Abstract
Federal law allows certain state and local government employees to be excluded from Social Security if they are covered by an employer pension of sufficient generosity. As a result, approximately one-quarter of state and local workers are not covered by Social Security on their current job. Before COVID-19, these “FICA replacement plans” all satisfied the letter of the law in terms of providing benefits of sufficient generosity. This study has three aims. The first is to document the immediate impact of COVID-19 on the financial status of FICA replacement plans. The second is to investigate whether COVID-19 has led to cuts in benefit promises among plans, as well as the likelihood of future cuts. The third is to investigate the likelihood that FICA replacement plans will exhaust their trust fund assets and default on benefit promises.
The paper found that:
- The immediate impact of COVID-19 on noncovered public pension plans has been minimal. In fact, strong investment returns and resilient tax revenues have resulted in better funded ratios than prior to the pandemic and a positive near-term outlook.

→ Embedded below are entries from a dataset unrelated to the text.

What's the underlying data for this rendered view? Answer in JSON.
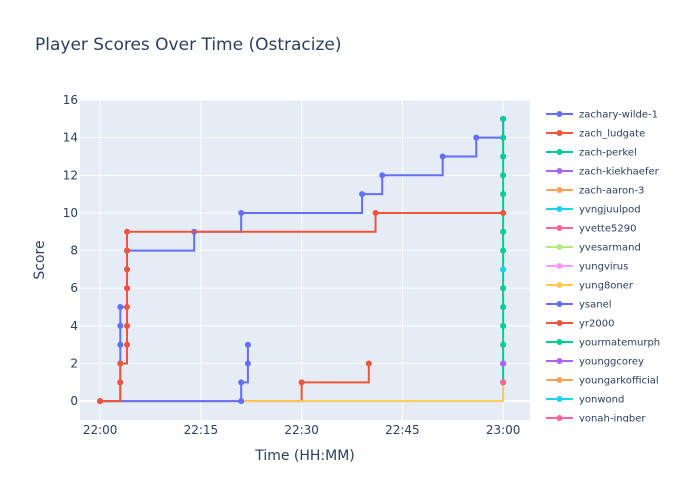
{
  "chart_data": {
    "type": "line",
    "line_shape": "step",
    "title": "Player Scores Over Time (Ostracize)",
    "xlabel": "Time (HH:MM)",
    "ylabel": "Score",
    "xlim": [
      "21:57",
      "23:04"
    ],
    "ylim": [
      -1,
      16
    ],
    "x_ticks": [
      "22:00",
      "22:15",
      "22:30",
      "22:45",
      "23:00"
    ],
    "y_ticks": [
      0,
      2,
      4,
      6,
      8,
      10,
      12,
      14,
      16
    ],
    "grid": true,
    "legend_position": "right",
    "series": [
      {
        "name": "zachary-wilde-1",
        "color": "#636efa",
        "points": [
          [
            "22:00",
            0
          ],
          [
            "22:03",
            1
          ],
          [
            "22:03",
            2
          ],
          [
            "22:03",
            3
          ],
          [
            "22:03",
            4
          ],
          [
            "22:03",
            5
          ],
          [
            "22:04",
            6
          ],
          [
            "22:04",
            7
          ],
          [
            "22:04",
            8
          ],
          [
            "22:14",
            9
          ],
          [
            "22:21",
            10
          ],
          [
            "22:39",
            11
          ],
          [
            "22:42",
            12
          ],
          [
            "22:51",
            13
          ],
          [
            "22:56",
            14
          ],
          [
            "23:00",
            15
          ]
        ]
      },
      {
        "name": "zach_ludgate",
        "color": "#ef553b",
        "points": [
          [
            "22:00",
            0
          ],
          [
            "22:30",
            1
          ],
          [
            "22:40",
            2
          ]
        ]
      },
      {
        "name": "zach-perkel",
        "color": "#00cc96",
        "points": [
          [
            "23:00",
            1
          ],
          [
            "23:00",
            2
          ],
          [
            "23:00",
            3
          ],
          [
            "23:00",
            4
          ],
          [
            "23:00",
            5
          ],
          [
            "23:00",
            6
          ],
          [
            "23:00",
            7
          ],
          [
            "23:00",
            8
          ],
          [
            "23:00",
            9
          ],
          [
            "23:00",
            10
          ],
          [
            "23:00",
            11
          ],
          [
            "23:00",
            12
          ],
          [
            "23:00",
            13
          ],
          [
            "23:00",
            14
          ],
          [
            "23:00",
            15
          ]
        ]
      },
      {
        "name": "zach-kiekhaefer",
        "color": "#ab63fa",
        "points": [
          [
            "23:00",
            2
          ]
        ]
      },
      {
        "name": "zach-aaron-3",
        "color": "#ffa15a",
        "points": [
          [
            "23:00",
            1
          ]
        ]
      },
      {
        "name": "yvngjuulpod",
        "color": "#19d3f3",
        "points": [
          [
            "23:00",
            7
          ]
        ]
      },
      {
        "name": "yvette5290",
        "color": "#ff6692",
        "points": [
          [
            "23:00",
            2
          ]
        ]
      },
      {
        "name": "yvesarmand",
        "color": "#b6e880",
        "points": [
          [
            "23:00",
            1
          ]
        ]
      },
      {
        "name": "yungvirus",
        "color": "#ff97ff",
        "points": [
          [
            "23:00",
            1
          ]
        ]
      },
      {
        "name": "yung8oner",
        "color": "#fecb52",
        "points": [
          [
            "22:00",
            0
          ],
          [
            "23:00",
            1
          ]
        ]
      },
      {
        "name": "ysanel",
        "color": "#636efa",
        "points": [
          [
            "22:00",
            0
          ],
          [
            "22:21",
            0
          ],
          [
            "22:21",
            1
          ],
          [
            "22:22",
            2
          ],
          [
            "22:22",
            3
          ]
        ]
      },
      {
        "name": "yr2000",
        "color": "#ef553b",
        "points": [
          [
            "22:00",
            0
          ],
          [
            "22:03",
            1
          ],
          [
            "22:03",
            2
          ],
          [
            "22:04",
            3
          ],
          [
            "22:04",
            4
          ],
          [
            "22:04",
            5
          ],
          [
            "22:04",
            6
          ],
          [
            "22:04",
            7
          ],
          [
            "22:04",
            8
          ],
          [
            "22:04",
            9
          ],
          [
            "22:41",
            10
          ],
          [
            "23:00",
            10
          ]
        ]
      },
      {
        "name": "yourmatemurph",
        "color": "#00cc96",
        "points": [
          [
            "23:00",
            1
          ]
        ]
      },
      {
        "name": "younggcorey",
        "color": "#ab63fa",
        "points": [
          [
            "23:00",
            2
          ]
        ]
      },
      {
        "name": "youngarkofficial",
        "color": "#ffa15a",
        "points": [
          [
            "23:00",
            1
          ]
        ]
      },
      {
        "name": "yonwond",
        "color": "#19d3f3",
        "points": [
          [
            "23:00",
            1
          ]
        ]
      },
      {
        "name": "yonah-ingber",
        "color": "#ff6692",
        "points": [
          [
            "23:00",
            1
          ]
        ]
      }
    ]
  }
}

- Given the minimal impact of COVID-19 on public plans, benefit cuts due to the pandemic have been virtually nonexistent. And recent pre-COVID trends suggest that benefit cut activity will continue to be infrequent.
- A projection of future assets levels for noncovered plans over the next decade suggests only one of 57 plans analyzed faces any real risk of exhausting its assets.
The policy implications are:
- While COVID has had little impact on noncovered plans, these plans – like other public plans – still face the same underlying financial challenges that they did before COVID.
- At the same time, though, virtually all of the noncovered plans analyzed are expected to be able to continue paying benefits over the projection period.